The Antlers/Familiars

2014/09/06 22:37 投稿

  • タグ:
  • ドリームポップ
  • スロウコア
  • ジャズ
  • インディ



1. Palace
2. Doppelgänger
3. Hotel
4. Intruders
5. Director
6. Revisited
7. Parade
8. Surrender
9. Refuge

USはNYマンハッタン出身、現在はブルックリンで活動するインディロック/スロウコア/ドリームポップバンドの5th。前作「Burst Apart」では同じくブルックリン勢のGrizzly BearやUKのWild Beastsなどの動物系インディバンド同様ドリーミングなインディポップスを展開、ピッチ含む各メディアで概ね好評を得ていた彼らですが、Beach Houseの名盤「Teen Dream」「Bloom」やYYYs,TV on the Radioなどを手掛けたChris Coadyをプロデューサー/エンジニアに迎えたこの新作「Familiars」において新たな境地を切り開いている。それはTrue Widowの最新作ほどダークではないもののスロウコア/サッドコアの要素を取り入れた結果、ドリーミングな感覚はそのままに過去作以上にゆったりとトリップ出来ちゃうような心地よい作風へと変化を遂げた。
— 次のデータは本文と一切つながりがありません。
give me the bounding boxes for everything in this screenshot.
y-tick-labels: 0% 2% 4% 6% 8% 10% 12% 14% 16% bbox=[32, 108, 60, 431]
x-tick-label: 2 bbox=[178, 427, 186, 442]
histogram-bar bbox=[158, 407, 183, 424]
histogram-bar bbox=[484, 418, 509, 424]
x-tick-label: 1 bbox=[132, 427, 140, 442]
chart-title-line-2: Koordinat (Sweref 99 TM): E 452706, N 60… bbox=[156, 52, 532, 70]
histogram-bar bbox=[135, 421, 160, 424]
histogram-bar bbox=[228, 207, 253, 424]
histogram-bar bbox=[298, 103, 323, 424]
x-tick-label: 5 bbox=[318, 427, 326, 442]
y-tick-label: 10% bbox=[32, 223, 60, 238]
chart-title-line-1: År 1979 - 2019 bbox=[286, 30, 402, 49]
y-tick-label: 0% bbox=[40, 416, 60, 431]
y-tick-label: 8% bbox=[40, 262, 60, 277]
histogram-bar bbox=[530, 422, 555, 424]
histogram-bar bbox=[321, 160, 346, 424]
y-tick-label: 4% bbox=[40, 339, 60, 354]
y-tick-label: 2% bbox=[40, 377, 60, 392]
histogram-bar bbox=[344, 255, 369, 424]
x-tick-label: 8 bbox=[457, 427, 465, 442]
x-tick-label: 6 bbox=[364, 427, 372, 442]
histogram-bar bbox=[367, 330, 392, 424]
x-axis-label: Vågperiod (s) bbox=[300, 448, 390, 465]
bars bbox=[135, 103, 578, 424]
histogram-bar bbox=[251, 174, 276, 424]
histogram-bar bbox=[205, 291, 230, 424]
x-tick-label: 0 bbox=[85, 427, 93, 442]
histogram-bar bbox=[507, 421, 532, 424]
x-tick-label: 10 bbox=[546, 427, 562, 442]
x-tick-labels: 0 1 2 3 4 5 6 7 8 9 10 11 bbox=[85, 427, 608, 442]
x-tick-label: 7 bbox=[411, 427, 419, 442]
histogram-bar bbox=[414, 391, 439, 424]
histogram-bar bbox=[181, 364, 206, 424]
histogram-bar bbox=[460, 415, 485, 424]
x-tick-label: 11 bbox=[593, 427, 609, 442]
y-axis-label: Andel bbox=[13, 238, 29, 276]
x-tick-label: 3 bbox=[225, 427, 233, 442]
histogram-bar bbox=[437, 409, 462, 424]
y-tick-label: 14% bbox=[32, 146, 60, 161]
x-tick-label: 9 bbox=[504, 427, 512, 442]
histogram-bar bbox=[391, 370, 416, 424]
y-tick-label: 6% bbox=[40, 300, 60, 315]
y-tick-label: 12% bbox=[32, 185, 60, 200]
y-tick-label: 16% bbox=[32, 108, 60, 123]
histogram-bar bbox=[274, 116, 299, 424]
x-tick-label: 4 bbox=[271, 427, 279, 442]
ゆったりとしたホーンの音色にPeter Silbermanの時に切なく感情的なファルセットヴォーカルが合わさり、ぼんやりと夜空を眺めているようなドリーミング極まりないリードトラックにして名曲クラスの1. Palaceからして前作以上にスロウな感覚を強めていることが分かる。続く2. Doppelgängerでは更に繊細なサウンドを奏で、ジャジ―なサックスを溶け込ませてしみじみとした気分にさせてくれる。温かみのある動物系インディフォーク路線の3. Hotel、穏やかなジャズインディからポストロック的な流れでもって鮮やかに音の強さが増していく5. Director、チェンバーロック/フォークな音の温かみに優雅なジャズ演奏がエレガンスに絡んでいく6. Revisited、Grizzly Bearあたりを彷彿とさせるインディフォーク路線な7. Parade、ラストの9. Refugeも優等生らしくジャズ絡みの穏やかなナンバーで終始黄昏るような繊細なインディフォークでとても癒された作品でした。

上でも書いたようにスロウコアへの接近も本作のポイントなんだけど、サックスやホーンなどのジャズ要素が濃くなっている点も見逃せない。本来の美しいメロディが溶け込んだドリーミングな楽曲との相性は抜群。尚突然こういう路線へと走ったのかと最初は思っていましたが、後から調べてみたところ4th以降に発表されたEPでスロウコアっぽいことやろうとしてたらしいんで、本作がその路線の完成系と捉えてもらえばいいかなと。でも本来の緩い音楽性の延長上で変化してるあたり聴いてる側としても非常に安心感を覚えるし、今更だけどホント優等生的なバンドだと改めて感じましたね。流石に名盤「Hospice」と比べたら劣るかなとは思いますが、個人的にはかなり気に入った作品で今年のベスト候補の一枚ではあります。